Comment 23 for bug 1493303

Revision history for this message
Samuel Merritt (torgomatic) wrote : Re: Swift proxy memory leak on unfinished read

This is weird. I was able to reproduce the problem; the proxy server accumulates a bunch of open filehandles for dead sockets.

I can see with strace that the sockets in question are used for client <--> proxy communication. We're not leaking connections to the storage backends. Also, it looks like someone is trying to clean them up, but is just bad at it. Check this out:

    # we have a GET request from the client; the socket is fd 220
    accept(4, {sa_family=AF_INET, sin_port=htons(38280), sin_addr=inet_addr("")}, [16]) = 220
    fcntl(220, F_GETFL) = 0x2 (flags O_RDWR)
    fcntl(220, F_SETFL, O_RDWR|O_NONBLOCK) = 0
    fcntl(220, F_GETFL) = 0x802 (flags O_RDWR|O_NONBLOCK)
    fcntl(220, F_SETFL, O_RDWR|O_NONBLOCK) = 0
    sendto(3, "<139>proxy-server: STDERR: (2834"..., 65, 0, NULL, 0) = 65
    accept(4, 0x7fffa0e778c0, [16]) = -1 EAGAIN (Resource temporarily unavailable)
    recvfrom(220, "GET /v1/AUTH_test/test/largefile"..., 65536, 0, NULL, NULL) = 160

    # ... removed stuff talking to memcached + storage backends

    # then we try to send something and learn that it's shut down, so SIGPIPE
    sendto(220, "\0\0\0\0\0\0\0\0\0\0\0\0\0\0\0\0\0\0\0\0\0\0\0\0\0\0\0\0\0\0\0\0"..., 65536, 0, NULL, 0) = -1 EPIPE (Broken pipe)
    --- SIGPIPE {si_signo=SIGPIPE, si_code=SI_USER, si_pid=28347, si_uid=1000} ---
    # stupidly, we try to send it again ang get another SIGPIPE
    sendto(220, "\0\0\0\0\0\0\0\0\0\0\0\0\0\0\0\0\0\0\0\0\0\0\0\0\0\0\0\0\0\0\0\0"..., 65536, 0, NULL, 0) = -1 EPIPE (Broken pipe)
    --- SIGPIPE {si_signo=SIGPIPE, si_code=SI_USER, si_pid=28347, si_uid=1000} ---

    # attempted cleanup...
    shutdown(220, SHUT_RDWR) = -1 ENOTCONN (Transport endpoint is not connected)

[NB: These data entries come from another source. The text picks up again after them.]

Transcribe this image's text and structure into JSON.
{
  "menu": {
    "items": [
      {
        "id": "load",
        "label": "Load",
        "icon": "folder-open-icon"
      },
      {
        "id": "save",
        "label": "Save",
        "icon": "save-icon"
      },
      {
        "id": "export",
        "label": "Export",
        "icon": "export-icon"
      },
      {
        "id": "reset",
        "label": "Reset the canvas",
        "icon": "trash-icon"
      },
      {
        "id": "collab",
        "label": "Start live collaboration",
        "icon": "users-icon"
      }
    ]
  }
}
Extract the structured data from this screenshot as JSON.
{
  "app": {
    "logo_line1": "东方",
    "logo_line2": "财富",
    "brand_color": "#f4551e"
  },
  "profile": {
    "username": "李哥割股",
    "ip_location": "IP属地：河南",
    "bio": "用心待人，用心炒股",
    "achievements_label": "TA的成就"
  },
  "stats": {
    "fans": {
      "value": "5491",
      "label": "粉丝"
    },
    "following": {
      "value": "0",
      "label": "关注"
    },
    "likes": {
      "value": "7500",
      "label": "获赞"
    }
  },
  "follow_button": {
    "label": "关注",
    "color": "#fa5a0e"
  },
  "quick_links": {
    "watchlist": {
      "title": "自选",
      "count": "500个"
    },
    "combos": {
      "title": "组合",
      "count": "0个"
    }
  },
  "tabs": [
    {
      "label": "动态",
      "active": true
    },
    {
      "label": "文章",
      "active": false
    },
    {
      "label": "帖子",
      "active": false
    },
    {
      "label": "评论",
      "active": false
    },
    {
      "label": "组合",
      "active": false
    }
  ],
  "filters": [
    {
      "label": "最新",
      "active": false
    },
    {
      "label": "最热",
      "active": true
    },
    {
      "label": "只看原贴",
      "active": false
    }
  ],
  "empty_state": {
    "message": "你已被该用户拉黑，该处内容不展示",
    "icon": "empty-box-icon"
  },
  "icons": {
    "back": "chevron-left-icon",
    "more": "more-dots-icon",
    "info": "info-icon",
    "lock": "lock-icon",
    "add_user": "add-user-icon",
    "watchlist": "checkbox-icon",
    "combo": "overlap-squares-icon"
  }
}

    # and now we completely forget about fd 220 and it's never mentioned again. there's the leak.
    poll([{fd=4, events=POLLIN|POLLPRI|POLLERR|POLLHUP}], 1, 13) = 1 ([{fd=4, revents=POLLIN}])
    # ...thousands more lines not mentioning fd 220

What's weird here is that eventlet is doing this at least somewhat intentionally. Here's an annotated eventlet.wsgi.HttpProtocol.finish():

    def finish(self):
            # this tries to flush any buffers; this is probably what
            # causes the second sendto()/SIGPIPE pair, but I have not
            # verified that.
        except socket.error as e:
            # Broken pipe, connection reset by peer
            if support.get_errno(e) not in BROKEN_SOCK:
        # This is responsible for the shutdown call. It executes every time;
        # the try/except above doesn't let any exceptions out that would
        # exit this method early.

        # Here's the fun part: this method call gets executed, but it
        # doesn't make any syscalls. Something is causing this to be a no-op,
        # but I don't know what it is.

Looks like it might be a bug in eventlet, maybe? I'm not convinced this bug is fixable from within Swift.